Determine whether your site runs on http1 or http2
4. Draw up a list of quick fixes
Once you have everything set up, you can start looking for ways to improve your performance. The important takeaway here is that there is no easy way to fix performance problems. When your website is slow, it’s rarely just one single thing slowing it down. But with the benchmark and real world data to delve into, it shouldn’t be too hard to draw up a list of quick wins that will eliminate some of the worst offenders. Improvements that target all pages are the most likely contenders, but it’s also useful to look at your most visited sections/pages and work on those a bit more extensively.
Common performance pitfalls to look for are lack of or inefficient caching, code bloat, unoptimized images, frivolous design elements and exuberant amounts of tracking solutions. Whether these problems are easy to fix though largely depends on the technical setup of a website and needs to be decided on a case by case basis.
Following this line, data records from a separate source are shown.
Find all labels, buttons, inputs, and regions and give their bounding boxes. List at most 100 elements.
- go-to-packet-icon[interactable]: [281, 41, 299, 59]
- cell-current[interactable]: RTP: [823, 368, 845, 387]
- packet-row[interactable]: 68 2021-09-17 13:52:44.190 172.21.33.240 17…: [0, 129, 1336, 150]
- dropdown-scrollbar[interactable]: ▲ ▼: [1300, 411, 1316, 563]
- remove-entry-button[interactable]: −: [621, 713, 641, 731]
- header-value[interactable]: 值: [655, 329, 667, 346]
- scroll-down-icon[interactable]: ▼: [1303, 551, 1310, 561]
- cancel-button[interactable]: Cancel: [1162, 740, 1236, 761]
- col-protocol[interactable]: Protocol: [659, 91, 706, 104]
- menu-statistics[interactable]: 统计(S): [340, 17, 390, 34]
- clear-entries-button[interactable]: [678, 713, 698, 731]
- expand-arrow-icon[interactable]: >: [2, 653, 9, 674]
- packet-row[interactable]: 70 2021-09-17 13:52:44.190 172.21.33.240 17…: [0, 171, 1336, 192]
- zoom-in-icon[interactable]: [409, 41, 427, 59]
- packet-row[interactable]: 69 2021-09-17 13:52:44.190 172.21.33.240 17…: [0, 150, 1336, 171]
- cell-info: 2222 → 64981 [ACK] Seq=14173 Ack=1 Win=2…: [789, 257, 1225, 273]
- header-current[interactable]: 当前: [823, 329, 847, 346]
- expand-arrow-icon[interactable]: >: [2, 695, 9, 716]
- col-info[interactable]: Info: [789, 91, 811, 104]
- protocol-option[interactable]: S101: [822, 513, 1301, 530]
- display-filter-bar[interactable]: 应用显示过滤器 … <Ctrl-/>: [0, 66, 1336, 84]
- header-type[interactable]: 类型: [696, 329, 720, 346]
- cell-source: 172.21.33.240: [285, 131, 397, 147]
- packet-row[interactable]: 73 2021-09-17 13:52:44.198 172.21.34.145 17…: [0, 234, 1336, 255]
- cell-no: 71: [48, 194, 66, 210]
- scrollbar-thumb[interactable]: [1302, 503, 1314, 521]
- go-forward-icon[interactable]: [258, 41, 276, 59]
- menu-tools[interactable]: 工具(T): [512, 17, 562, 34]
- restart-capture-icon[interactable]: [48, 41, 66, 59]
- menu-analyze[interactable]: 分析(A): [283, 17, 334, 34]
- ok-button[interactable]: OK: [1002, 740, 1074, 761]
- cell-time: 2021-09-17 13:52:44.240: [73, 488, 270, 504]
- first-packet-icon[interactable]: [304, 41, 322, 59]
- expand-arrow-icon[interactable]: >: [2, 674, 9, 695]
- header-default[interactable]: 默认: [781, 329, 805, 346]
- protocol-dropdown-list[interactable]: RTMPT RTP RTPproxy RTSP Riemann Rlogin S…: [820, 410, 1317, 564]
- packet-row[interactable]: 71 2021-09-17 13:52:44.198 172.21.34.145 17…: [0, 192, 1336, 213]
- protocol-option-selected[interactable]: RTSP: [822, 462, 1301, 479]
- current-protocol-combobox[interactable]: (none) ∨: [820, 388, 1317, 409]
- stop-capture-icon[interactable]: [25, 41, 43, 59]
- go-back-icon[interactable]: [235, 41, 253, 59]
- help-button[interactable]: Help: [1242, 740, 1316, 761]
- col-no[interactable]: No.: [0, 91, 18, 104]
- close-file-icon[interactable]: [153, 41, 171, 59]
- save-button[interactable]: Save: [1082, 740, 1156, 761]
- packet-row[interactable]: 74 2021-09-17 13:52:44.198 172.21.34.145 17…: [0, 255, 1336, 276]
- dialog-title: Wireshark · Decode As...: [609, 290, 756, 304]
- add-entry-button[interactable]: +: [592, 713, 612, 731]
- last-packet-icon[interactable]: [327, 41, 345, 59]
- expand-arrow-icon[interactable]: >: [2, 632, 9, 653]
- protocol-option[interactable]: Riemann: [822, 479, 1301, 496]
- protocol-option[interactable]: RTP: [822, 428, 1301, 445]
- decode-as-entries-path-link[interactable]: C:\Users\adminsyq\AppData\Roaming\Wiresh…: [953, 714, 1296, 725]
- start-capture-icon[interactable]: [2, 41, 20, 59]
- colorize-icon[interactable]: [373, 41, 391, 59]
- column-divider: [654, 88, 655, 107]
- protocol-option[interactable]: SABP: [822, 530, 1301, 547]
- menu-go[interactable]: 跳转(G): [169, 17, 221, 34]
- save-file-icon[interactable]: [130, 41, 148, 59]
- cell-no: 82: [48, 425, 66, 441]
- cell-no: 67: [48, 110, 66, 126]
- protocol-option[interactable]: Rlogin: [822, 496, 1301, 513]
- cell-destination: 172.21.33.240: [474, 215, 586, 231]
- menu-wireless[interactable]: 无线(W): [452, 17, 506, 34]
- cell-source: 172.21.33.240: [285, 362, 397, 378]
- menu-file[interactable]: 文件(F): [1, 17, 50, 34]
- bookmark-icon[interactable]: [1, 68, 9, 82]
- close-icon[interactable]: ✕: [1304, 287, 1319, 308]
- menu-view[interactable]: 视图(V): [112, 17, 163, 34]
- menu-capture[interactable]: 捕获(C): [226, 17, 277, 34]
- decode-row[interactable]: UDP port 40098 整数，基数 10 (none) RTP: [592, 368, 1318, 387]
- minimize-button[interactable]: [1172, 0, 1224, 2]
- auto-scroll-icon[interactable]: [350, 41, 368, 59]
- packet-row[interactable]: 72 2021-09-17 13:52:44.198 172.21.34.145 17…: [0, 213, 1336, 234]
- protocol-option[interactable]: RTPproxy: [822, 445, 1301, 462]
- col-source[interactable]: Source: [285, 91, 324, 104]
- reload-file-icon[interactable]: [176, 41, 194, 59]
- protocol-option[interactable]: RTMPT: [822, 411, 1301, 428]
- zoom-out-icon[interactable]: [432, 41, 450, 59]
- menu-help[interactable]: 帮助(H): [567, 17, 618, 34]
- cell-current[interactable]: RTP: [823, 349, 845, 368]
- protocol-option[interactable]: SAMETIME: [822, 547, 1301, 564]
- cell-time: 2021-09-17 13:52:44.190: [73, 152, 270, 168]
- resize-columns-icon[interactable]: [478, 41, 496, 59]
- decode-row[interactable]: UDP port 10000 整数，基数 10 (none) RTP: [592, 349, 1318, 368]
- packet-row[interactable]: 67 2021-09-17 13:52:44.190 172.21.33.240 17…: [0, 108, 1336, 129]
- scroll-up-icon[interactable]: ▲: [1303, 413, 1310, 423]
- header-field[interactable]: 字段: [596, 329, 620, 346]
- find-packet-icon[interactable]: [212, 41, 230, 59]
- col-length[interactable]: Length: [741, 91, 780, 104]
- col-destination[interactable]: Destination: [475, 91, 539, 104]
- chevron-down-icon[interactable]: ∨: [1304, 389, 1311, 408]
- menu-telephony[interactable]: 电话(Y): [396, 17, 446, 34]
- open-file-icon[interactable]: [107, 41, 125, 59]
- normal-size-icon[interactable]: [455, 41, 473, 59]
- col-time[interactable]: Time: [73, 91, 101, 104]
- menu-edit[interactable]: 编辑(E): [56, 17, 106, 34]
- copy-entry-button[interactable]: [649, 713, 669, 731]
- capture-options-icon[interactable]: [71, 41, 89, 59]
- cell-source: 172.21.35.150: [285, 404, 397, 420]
5. Monitor your data by building graphs
It’s one thing to consult your data and draw up a list of areas up for improvement, keeping your performance in check over a longer period of time is equally important. A website is always in flux, performance is rarely considered when changes are made and when new things are added.
Building some graphs and dashboards can help a great deal with this. Most benchmarking and real user monitoring tools have options to export their data, which is ideal if you want to create a few dashboards that keep track of the day to day changes in performance. At Internet Architects we have set up an automated process where we extract the necessary data from our monitoring tools and use that data to rapport changes in page size, requests and load times, either per page or for the entire website. This way we can keep track of the performance at all times and act quickly when performance starts to slide below acceptable thresholds.
Even when there isn’t dedicated time or budget to work on performance, confronting people working on the site with these dashboards on a regular basis should be enough of a push to keep the performance within bounds. Setting them up takes relatively little effort, but the return is considerable. In the end, your users will benefit and when your users benefit, your website thrives. So track and recognize your pitfalls. Optimizing your images, page sizes, design elements and code by reducing their size or amount can be a good starting point to trim unnecessary bloat.
6. Getting your hands dirty
On top of that, challenge your website periodically. If your website performs good today, that’s great, but you have no certainty it will remain this way. Once you’ve optimized your website’s performance, you can’t just leave it there. Check regularly, improve continuously. Only in this way are you committed to an effortless customer experience.